Dur, dur ! Le moins que l’on puisse dire dans la gestion, en ces temps très complexes, d’un pays parmi les cinq les plus pauvres du monde. Un véritable casse-tête pour les dirigeants politiques avec qui le peule a confié la mission.
Tout comme dans un cirque, une gymnastique de grand écart et un numéro d’acrobatie à couper le souffle qui sont très dangereux ou difficiles à exécuter. La moindre erreur sinon le minimum de maladresse coûtera cher et pour le gymnaste et pour l’équipe toute entière et même pour l’assistance.

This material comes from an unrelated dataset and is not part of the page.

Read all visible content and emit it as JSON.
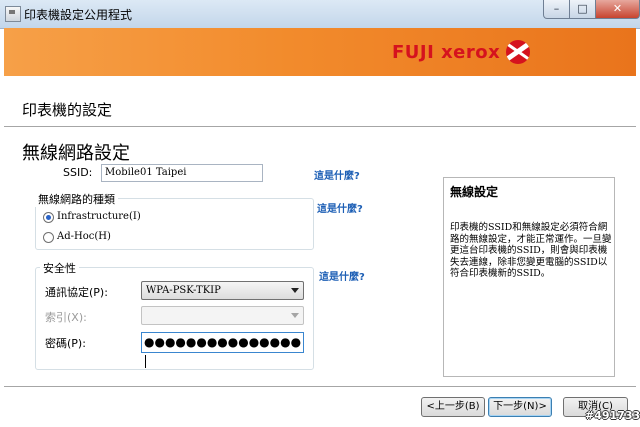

Depuis des décennies, le pays se livre à des combats sans appel contre la misère et l’insécurité. A chacun de juger voire d’apprécier les résultats obtenus. Le pays a-t-il pu faire des progrès ou plutôt a-t-il régressé ! En tout cas, une chose est certaine ! A soixante-deux ans du retour à l’indépendance, le pays n’est pas encore sorti de l’auberge. Contre toute attente, on recule ! On descend au plus bas étage. Pour ainsi dire que la bataille contre la misère et l’insécurité semble s’enliser voire s’empirer ! Sans insister sur la lutte contre les effets nuisibles du changement climatique dont, entre autres, la sécheresse et les crues annuelles de plus en plus difficiles à maitriser et surtout meurtrières.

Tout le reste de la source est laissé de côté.